June 6, 2013 — 4 Comments

for the last several months, i have been wanting to write a post on being a square peg in a round hole. i have been counting down the days still school was done for the year and i could confess what a long academic road it has been. it was my first year teaching four kids at once. first year with a new and much more demanding curriculum. it was overwhelming and there were honesty days when i didn’t think we were going to make it.

i wanted to confess to feeling out of my depth, over my head. i wanted to say that i felt like God brought me to this place where i needed to do something that i just couldn’t do. i kept thinking if i prayed harder or worked harder, He would wave His magic wand and suddenly i would be transformed into the serine, unflappable mom who always keeps her cool or the fun mom who says “the heck with the laundry! let’s play monopoly.” instead, i was the overwhelmed mom hiding in her room watching “antique roadshow” cause she just couldn’t take it anymore.

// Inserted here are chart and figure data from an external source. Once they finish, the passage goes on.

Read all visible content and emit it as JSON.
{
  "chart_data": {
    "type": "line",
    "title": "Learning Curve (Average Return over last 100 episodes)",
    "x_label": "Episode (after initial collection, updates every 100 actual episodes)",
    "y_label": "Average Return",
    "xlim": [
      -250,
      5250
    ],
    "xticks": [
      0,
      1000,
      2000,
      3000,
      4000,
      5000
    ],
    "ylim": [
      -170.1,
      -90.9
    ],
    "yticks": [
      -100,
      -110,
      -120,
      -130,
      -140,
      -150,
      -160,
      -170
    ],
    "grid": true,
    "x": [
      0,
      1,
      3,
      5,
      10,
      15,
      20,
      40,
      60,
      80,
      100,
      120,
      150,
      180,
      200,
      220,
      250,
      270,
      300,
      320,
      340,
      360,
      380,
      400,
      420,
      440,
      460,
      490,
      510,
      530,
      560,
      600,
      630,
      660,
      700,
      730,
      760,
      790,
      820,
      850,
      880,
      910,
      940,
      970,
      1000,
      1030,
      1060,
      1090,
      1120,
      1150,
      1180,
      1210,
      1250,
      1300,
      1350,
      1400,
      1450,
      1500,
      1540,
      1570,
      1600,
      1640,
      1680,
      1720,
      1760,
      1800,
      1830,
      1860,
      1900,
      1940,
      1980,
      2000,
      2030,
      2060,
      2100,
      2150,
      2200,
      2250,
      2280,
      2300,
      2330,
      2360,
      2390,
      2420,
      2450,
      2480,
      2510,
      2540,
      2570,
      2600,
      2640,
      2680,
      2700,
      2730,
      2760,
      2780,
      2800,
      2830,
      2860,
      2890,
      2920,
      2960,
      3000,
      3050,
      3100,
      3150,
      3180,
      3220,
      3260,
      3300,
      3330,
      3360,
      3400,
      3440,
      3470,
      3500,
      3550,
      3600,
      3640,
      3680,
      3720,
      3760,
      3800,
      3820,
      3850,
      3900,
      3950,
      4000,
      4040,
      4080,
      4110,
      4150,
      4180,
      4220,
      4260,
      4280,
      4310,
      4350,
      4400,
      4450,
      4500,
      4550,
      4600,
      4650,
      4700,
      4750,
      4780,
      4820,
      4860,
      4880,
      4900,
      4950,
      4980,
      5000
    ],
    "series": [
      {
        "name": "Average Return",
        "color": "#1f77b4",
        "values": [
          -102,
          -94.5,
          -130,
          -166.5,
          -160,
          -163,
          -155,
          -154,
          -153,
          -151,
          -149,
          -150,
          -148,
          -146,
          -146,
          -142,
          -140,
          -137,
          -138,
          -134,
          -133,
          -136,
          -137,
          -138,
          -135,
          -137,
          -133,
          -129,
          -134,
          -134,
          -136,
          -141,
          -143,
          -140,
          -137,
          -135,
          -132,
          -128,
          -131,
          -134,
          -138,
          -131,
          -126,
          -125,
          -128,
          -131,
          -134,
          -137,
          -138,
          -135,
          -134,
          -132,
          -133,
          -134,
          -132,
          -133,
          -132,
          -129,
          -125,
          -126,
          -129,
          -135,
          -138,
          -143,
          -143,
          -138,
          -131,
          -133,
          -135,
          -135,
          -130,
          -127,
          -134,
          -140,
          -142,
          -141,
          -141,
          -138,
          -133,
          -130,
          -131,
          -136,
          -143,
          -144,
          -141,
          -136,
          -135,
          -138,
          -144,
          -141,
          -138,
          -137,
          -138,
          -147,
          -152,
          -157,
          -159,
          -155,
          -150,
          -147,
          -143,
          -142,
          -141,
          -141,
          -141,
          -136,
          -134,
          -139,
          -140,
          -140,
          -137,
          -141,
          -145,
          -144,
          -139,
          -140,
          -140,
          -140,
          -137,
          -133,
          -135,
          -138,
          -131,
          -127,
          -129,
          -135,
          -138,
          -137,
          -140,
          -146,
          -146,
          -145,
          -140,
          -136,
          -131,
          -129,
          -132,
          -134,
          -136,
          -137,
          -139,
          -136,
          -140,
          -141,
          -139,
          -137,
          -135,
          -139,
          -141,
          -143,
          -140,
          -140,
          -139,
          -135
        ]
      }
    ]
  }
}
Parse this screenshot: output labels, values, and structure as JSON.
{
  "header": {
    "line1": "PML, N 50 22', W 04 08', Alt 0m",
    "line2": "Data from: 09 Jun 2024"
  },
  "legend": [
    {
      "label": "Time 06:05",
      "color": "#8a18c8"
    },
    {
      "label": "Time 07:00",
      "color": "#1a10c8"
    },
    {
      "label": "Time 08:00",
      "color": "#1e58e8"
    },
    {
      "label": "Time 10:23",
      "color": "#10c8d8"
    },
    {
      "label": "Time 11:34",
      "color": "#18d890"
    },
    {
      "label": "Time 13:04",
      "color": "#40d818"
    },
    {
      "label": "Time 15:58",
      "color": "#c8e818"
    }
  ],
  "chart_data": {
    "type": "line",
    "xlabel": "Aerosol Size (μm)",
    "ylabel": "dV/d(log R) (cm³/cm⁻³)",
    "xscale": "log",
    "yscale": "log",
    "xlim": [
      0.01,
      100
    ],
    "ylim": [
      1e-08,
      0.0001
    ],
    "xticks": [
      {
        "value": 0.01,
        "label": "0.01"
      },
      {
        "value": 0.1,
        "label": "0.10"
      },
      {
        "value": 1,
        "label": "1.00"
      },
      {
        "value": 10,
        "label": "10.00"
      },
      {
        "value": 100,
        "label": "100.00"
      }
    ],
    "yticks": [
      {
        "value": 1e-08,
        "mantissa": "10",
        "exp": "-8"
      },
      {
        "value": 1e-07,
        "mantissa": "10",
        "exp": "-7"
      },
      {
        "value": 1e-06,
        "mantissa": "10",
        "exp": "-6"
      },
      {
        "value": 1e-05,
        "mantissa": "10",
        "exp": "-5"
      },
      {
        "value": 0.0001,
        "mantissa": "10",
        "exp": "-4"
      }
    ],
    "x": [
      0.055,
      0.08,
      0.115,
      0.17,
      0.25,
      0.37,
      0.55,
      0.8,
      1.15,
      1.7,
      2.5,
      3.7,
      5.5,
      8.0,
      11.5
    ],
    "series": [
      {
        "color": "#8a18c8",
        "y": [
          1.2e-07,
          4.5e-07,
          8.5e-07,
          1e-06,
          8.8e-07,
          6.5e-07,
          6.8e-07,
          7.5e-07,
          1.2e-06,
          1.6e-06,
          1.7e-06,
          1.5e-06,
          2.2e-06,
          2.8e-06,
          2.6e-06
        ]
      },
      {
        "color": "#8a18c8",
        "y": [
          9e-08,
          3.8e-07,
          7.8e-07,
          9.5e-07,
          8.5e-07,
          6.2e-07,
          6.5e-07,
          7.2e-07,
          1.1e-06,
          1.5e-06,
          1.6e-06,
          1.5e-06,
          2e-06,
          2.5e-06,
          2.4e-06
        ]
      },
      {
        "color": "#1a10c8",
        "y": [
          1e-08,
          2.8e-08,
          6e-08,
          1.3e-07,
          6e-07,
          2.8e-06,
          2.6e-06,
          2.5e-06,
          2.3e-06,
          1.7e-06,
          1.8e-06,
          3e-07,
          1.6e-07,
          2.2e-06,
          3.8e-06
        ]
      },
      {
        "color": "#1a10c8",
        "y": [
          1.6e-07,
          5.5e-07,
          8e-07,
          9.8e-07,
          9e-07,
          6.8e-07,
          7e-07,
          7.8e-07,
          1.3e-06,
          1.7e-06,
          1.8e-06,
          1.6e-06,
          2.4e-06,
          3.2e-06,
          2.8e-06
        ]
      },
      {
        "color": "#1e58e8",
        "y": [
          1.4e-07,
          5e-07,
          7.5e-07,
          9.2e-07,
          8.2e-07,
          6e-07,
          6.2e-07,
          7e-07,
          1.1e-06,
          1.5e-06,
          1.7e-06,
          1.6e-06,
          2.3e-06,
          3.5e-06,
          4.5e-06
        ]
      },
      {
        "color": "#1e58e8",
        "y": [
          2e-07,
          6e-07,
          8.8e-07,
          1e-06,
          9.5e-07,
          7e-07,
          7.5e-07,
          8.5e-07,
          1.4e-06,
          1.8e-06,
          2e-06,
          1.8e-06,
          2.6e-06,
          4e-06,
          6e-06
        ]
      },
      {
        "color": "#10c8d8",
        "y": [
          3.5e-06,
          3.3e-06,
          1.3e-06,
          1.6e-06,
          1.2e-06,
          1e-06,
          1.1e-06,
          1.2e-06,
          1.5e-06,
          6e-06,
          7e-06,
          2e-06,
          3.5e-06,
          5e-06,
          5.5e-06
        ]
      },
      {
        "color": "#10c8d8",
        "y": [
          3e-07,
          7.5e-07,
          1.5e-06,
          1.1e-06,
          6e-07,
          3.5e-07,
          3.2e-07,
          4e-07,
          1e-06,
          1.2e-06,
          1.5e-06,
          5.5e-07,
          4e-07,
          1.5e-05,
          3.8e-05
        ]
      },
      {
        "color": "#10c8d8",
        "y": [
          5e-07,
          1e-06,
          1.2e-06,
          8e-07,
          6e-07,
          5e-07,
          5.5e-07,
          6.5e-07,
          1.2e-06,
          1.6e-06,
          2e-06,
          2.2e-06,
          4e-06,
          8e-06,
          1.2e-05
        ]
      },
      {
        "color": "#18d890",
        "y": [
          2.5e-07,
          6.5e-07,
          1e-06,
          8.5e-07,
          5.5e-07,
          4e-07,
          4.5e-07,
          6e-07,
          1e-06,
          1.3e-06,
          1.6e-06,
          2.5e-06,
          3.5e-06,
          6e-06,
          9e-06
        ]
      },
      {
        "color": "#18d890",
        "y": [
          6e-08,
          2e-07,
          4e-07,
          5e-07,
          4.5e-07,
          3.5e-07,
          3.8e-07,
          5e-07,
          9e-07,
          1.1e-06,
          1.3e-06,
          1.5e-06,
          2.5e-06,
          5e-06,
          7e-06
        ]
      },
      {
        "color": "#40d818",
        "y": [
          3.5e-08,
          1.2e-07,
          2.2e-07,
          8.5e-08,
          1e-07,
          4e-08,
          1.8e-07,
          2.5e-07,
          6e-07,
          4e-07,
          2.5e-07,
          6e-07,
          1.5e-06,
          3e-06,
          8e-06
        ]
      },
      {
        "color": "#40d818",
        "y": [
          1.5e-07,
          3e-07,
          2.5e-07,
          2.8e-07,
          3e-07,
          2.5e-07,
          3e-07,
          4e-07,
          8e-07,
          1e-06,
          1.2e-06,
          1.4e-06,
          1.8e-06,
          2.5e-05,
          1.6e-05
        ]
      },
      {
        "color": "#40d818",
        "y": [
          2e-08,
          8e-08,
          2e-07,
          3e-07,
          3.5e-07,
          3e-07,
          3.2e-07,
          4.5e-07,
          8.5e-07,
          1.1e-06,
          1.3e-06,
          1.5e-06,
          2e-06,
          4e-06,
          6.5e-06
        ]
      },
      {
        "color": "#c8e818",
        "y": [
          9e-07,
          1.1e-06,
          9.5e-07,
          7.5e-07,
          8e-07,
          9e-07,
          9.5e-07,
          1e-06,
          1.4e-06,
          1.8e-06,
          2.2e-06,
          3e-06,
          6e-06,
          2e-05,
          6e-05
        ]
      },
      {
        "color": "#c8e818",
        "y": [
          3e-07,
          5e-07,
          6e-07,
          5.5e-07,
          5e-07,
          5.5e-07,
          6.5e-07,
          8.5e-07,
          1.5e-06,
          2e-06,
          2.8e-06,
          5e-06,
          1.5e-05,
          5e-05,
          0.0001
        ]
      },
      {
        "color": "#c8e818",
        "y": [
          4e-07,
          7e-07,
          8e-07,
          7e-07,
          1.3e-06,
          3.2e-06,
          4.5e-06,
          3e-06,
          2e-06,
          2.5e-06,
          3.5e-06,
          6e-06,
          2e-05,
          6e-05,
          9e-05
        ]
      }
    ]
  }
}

when i went to write this post about how God obviously mis-assigned me, i couldn’t quite do it. it sounded whiny and ungrateful. ungrateful for all the amazing times we had this year. ungrateful for the experiences i got to share with my kids this year. we laughed, we cried, we conquered pre-alegebra.

when i was preparing to have our first baby, jim used to tell me that trying to get away from the pain only made things worse. if you focused on, looked it right in the eye and called its bluff, it wasn’t as bad. it still hurt but you didn’t get lost in it; you didn’t let it win. i think that’s what i did this year. i kept trying to wiggle out from under the discomfort i was in, trying to reorganize my way out of it rather than accepting it as a natural part of the process.

i often hear people talk about how moms need to make time for themselves because if they are happy and fulfilled then it will trickle down to their kids. i am not so sure that happiness should really be our end goal. what if i am called to be happy in the pain rather than looking for ways to kill the pain altogether? what if God doesn’t give us the luxury of happiness but calls us to something higher? maybe all this time i was making the pain worse by not accepting it as what it really is, God’s hand molding me to His own purpose, the smoothing out of my sharp corners. after all, who is the pot to tell the Potter what shape best fits His purpose?

don’t take this as “therefore, we should be at home full-time, making ourselves (and our children) as miserable as we possibly can. i think God calls moms to all sorts of uncomfortable places, in and out of the home. in an imperfect world there are no perfect choices. only faith in a perfect Creator who we can trust to work on those rough spots out in our ultimate favor.